3) Practicing French

I've been frustrated lately with only being fluent in one language (my attempts at conversing in Cantonese don't really count), so I want to start immersing myself in another language. I've chosen French because I think it would be practical to know the second official language of our country. And also because I came across this amazing inspirational video today:


Seriously, I think this video could inspire almost anyone to want to learn French ;).

I have some other goals and plans in mind, but that's it for now. Thanks for reading!

Single and Not Looking

Welcome to my blog that celebrates the single life....specifically, *my* single life.

Why did I create this blog? Well, as someone in my mid-20's (and I've been informed by a friend that this is the last year I can say "mid" rather than "late", damn it) who's been through a few serious mistakes relationships, I find myself at a time in my life where I appreciate being single.

Sure, everywhere I look people are happily walking hand-in-hand down the street.
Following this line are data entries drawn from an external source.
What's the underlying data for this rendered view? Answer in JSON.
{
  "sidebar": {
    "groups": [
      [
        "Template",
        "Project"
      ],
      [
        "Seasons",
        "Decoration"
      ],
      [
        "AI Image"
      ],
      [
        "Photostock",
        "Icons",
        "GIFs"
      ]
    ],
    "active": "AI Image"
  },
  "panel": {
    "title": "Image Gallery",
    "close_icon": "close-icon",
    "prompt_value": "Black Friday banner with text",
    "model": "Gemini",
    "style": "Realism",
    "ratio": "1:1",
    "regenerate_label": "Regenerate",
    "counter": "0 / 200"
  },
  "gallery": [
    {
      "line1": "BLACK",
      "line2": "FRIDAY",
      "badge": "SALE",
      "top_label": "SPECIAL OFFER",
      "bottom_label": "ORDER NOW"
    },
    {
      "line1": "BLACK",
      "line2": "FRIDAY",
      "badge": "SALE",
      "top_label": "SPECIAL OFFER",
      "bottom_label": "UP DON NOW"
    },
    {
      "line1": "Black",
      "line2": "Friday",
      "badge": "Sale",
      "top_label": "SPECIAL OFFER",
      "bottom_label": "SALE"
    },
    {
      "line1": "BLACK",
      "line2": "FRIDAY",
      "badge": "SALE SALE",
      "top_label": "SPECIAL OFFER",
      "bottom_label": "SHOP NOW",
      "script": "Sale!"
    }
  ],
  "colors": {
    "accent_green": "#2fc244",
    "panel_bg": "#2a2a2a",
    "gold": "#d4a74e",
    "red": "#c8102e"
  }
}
And yes, every time I go out to a group event, such as a birthday party (or more accurately, the last three birthday parties I've attended...), my friends all bring their significant others. And okay, maybe it would be nice to have someone to go with to the newest (Ryan Reynolds) rom-com on a Friday night rather than sitting in the back of the theatre by myself on a Sunday afternoon (*cough* not based on a true story, really)...

But, the point is, I'm not bitter. I'm not jealous. I'm not even annoyed!

In fact, I love hanging out with my peeps in committed relationships (yes, I just used peeps) because it inspires me to want to find a special someone to share my time (and awesome ocean-side apartment and fancy lawyer lifestyle and did I mention I love long walks on the beach and puppy dogs?) with.

But just not yet.

So this blog is for me to lay out my plans for the next six months, and particularly my plans for personal growth and self-development (Hey! Stop rolling your eyes!). I choose a six month time-frame to coincide with a few important milestones: 1) The six months end around my next birthday; 2) The six months end around the time that I will *finally* qualify as a lawyer, and 3) The six months end around the start of spring/summer which is way funner for dating anyway (I'm thinking drinks on a patio and lounging on a beach. Man I miss summer).

I will still probably go on dates (based on my track record of having declared "I'm staying single!!" or variations of numerous times only to end up with more love interests than I can handle...not to brag or anything ;)), but I'll be aiming to keep things casual with any folks that come into my life.